Un influenceur est un individu pouvant influencer une autre personne ou un groupe de personnes. Cette capacité varie selon sa fréquence de communication, son pouvoir de persuasion et son importance dans le réseau social[3]. Pour définir un influenceur, deux manières sont communément utilisées : en fonction du nombre d'abonnés symbolique de 1 000 abonnés ou en fonction de la rémunération possible dès 20 000 abonnés. De fait, cette augmentation du nombre d’abonnés peut être due à une meilleure accessibilité des réseaux sociaux et cette rémunération professionnalise l’activité des blogueurs sous l’effet de la demande des agences publicitaires et des entreprises. Le bon influenceur n’est pas celui qui a le plus d’abonnés mais celui qui parvient le mieux à faire passer un message et à mobiliser sa communauté. Ainsi, avec le déclin des blogs au profit des réseaux sociaux, le blogueur devient influenceur ou relais d’opinion, une tendance qui apparaît au milieu des années 2010. Selon le recensement de l’État français, le nombre d’influenceurs en France s’élèvent à environ 150 000.
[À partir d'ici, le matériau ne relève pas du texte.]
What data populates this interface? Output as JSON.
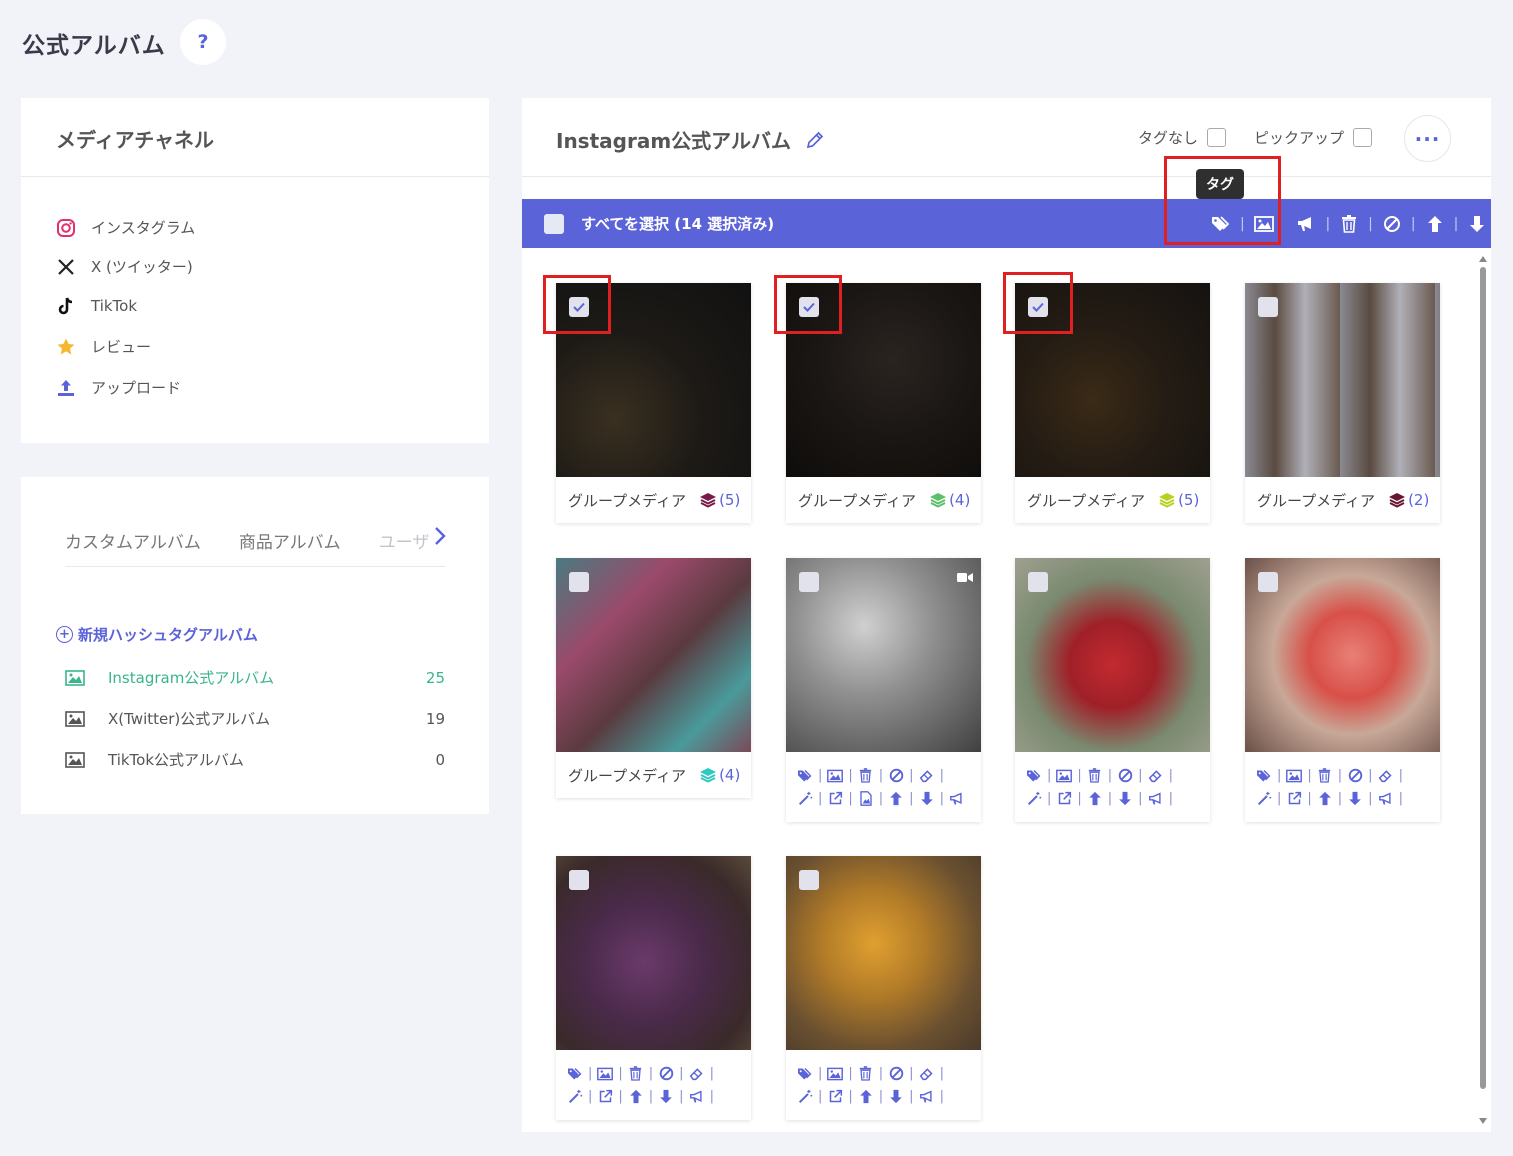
{
  "page": {
    "title": "公式アルバム",
    "help_label": "?"
  },
  "channels": {
    "title": "メディアチャネル",
    "items": [
      {
        "label": "インスタグラム",
        "icon": "instagram-icon"
      },
      {
        "label": "X (ツイッター)",
        "icon": "x-icon"
      },
      {
        "label": "TikTok",
        "icon": "tiktok-icon"
      },
      {
        "label": "レビュー",
        "icon": "star-icon"
      },
      {
        "label": "アップロード",
        "icon": "upload-icon"
      }
    ]
  },
  "albums": {
    "tabs": [
      "カスタムアルバム",
      "商品アルバム",
      "ユーザ"
    ],
    "new_album_label": "新規ハッシュタグアルバム",
    "items": [
      {
        "name": "Instagram公式アルバム",
        "count": "25",
        "active": true
      },
      {
        "name": "X(Twitter)公式アルバム",
        "count": "19",
        "active": false
      },
      {
        "name": "TikTok公式アルバム",
        "count": "0",
        "active": false
      }
    ]
  },
  "main": {
    "title": "Instagram公式アルバム",
    "filter_no_tag": "タグなし",
    "filter_pickup": "ピックアップ",
    "more_label": "···",
    "select_all_label": "すべてを選択 (14 選択済み)",
    "tooltip": "タグ"
  },
  "media": [
    {
      "checked": true,
      "caption": "グループメディア",
      "count": "(5)",
      "layer_color": "#7a1a4a",
      "video": false
    },
    {
      "checked": true,
      "caption": "グループメディア",
      "count": "(4)",
      "layer_color": "#5cbf6a",
      "video": false
    },
    {
      "checked": true,
      "caption": "グループメディア",
      "count": "(5)",
      "layer_color": "#b8d020",
      "video": false
    },
    {
      "checked": false,
      "caption": "グループメディア",
      "count": "(2)",
      "layer_color": "#6a1530",
      "video": false
    },
    {
      "checked": false,
      "caption": "グループメディア",
      "count": "(4)",
      "layer_color": "#30c8c0",
      "video": false
    },
    {
      "checked": false,
      "caption": "",
      "count": "",
      "layer_color": "",
      "video": true
    },
    {
      "checked": false,
      "caption": "",
      "count": "",
      "layer_color": "",
      "video": false
    },
    {
      "checked": false,
      "caption": "",
      "count": "",
      "layer_color": "",
      "video": false
    },
    {
      "checked": false,
      "caption": "",
      "count": "",
      "layer_color": "",
      "video": false
    },
    {
      "checked": false,
      "caption": "",
      "count": "",
      "layer_color": "",
      "video": false
    }
  ],
  "colors": {
    "accent": "#5b63d8",
    "active_album": "#3ab58a",
    "highlight": "#e02020"
  }
}
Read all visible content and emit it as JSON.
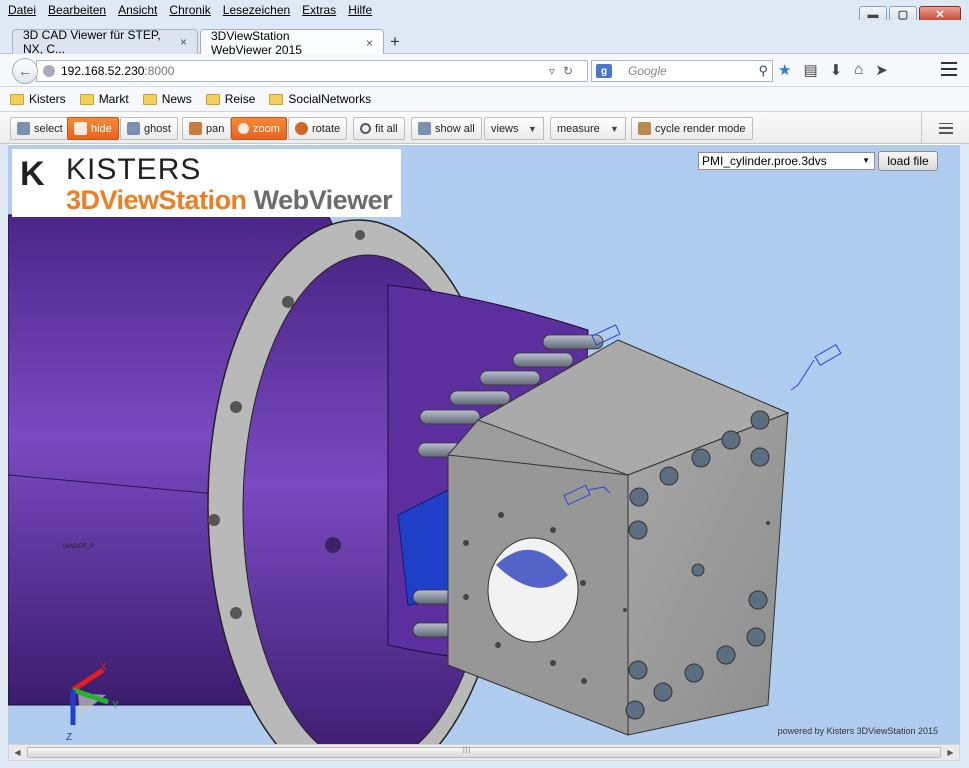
{
  "menu": [
    "Datei",
    "Bearbeiten",
    "Ansicht",
    "Chronik",
    "Lesezeichen",
    "Extras",
    "Hilfe"
  ],
  "window_buttons": {
    "minimize": "▬",
    "maximize": "▢",
    "close": "✕"
  },
  "tabs": [
    {
      "label": "3D CAD Viewer für STEP, NX, C...",
      "close": "×"
    },
    {
      "label": "3DViewStation WebViewer 2015",
      "close": "×"
    }
  ],
  "new_tab": "+",
  "address": {
    "host": "192.168.52.230",
    "port": ":8000"
  },
  "search": {
    "engine_icon": "g",
    "placeholder": "Google"
  },
  "bookmarks": [
    "Kisters",
    "Markt",
    "News",
    "Reise",
    "SocialNetworks"
  ],
  "toolbar": {
    "select": "select",
    "hide": "hide",
    "ghost": "ghost",
    "pan": "pan",
    "zoom": "zoom",
    "rotate": "rotate",
    "fit_all": "fit all",
    "show_all": "show all",
    "views": "views",
    "measure": "measure",
    "cycle_render_mode": "cycle render mode"
  },
  "logo": {
    "brand": "KISTERS",
    "product_orange": "3DViewStation",
    "product_gray": "WebViewer"
  },
  "model_select": {
    "value": "PMI_cylinder.proe.3dvs"
  },
  "load_file": "load file",
  "pmi_label": "MINDER_P",
  "axes": {
    "x": "X",
    "y": "Y",
    "z": "Z"
  },
  "powered_by": "powered by Kisters 3DViewStation 2015",
  "colors": {
    "accent": "#ef7d22",
    "viewport_bg": "#b0cdef",
    "cylinder": "#6a3aa8",
    "block": "#9a9a9a"
  }
}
Selon la chercheuse universitaire Carolie Doyle, les influenceurs s'apparentent à des "leaders d'opinion modernes capables de modeler les décisions d'achat" de leurs followers. Toutefois, elle distingue les "microinfluenceurs" proches de leur communauté et perçus comme crédibles et les "macroinfluenceurs" ayant une portée supérieure mais un engagement plus faible auprès de leur communauté. Les influencés sont aussi de profils divers.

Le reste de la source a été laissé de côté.